(10 March 2025 – Global) FX volatility has stabilised after corporates were negatively impacted trying to anticipate the US President’s trade threats against China, Canada, Mexico and the European Union (EU).
Currency markets are increasingly dismissive of Donald Trump’s tariff threats, raising the risk of significant currency swings if the US president does in fact follow through on aggressive rhetoric to apply tariffs to China, Canada and Mexico in the coming weeks.
Trump’s proposal to bring in levies against the EU and China unsettled the Euro and currencies of other US trading partners last week. However, the immediate depreciation in major currency pairs against the greenback were less dramatic than some of the upheavals seen in recent weeks.

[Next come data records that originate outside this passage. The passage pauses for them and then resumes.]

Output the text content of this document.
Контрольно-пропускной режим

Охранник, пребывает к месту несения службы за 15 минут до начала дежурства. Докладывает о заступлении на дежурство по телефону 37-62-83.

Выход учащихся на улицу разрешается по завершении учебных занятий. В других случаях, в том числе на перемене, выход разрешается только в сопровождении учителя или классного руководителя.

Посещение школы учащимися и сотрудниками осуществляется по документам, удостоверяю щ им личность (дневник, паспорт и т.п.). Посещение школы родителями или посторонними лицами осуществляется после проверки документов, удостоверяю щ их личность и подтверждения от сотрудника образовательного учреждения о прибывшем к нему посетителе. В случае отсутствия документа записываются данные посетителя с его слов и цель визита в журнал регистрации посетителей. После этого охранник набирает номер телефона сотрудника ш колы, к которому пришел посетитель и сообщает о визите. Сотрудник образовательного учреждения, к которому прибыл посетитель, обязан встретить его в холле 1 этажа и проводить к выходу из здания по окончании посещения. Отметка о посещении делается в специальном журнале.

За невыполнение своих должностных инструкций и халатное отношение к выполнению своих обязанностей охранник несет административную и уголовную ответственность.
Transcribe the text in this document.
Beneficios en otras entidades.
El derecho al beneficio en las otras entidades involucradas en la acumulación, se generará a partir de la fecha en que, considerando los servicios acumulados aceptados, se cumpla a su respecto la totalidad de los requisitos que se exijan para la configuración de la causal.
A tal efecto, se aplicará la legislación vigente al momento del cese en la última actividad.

The US Federal Reserve remained on track to cut interest rates multiple times in 2025 despite heightened concerns of “Stagflation” (slowing growth and high inflation) as recession fears mount and inflation remains stubbornly embedded. US rate futures priced in 78 basis points (bps) of easing this year, or three rate cuts of 25 bps each, according to LSEG calculations. The first rate reduction is likely to resume in June 2025.
“The Fed is going to be very conservative on what they say until we know whether or not the tariffs are tactical or strategic, and if they do turn out to be strategic, they’re still going to wait until the hard data demonstrates both that inflation is low, and the economy is in recession before they really do very much” said Wilmington Trust Investment Advisors Chief Investment Officer, Tony Roth.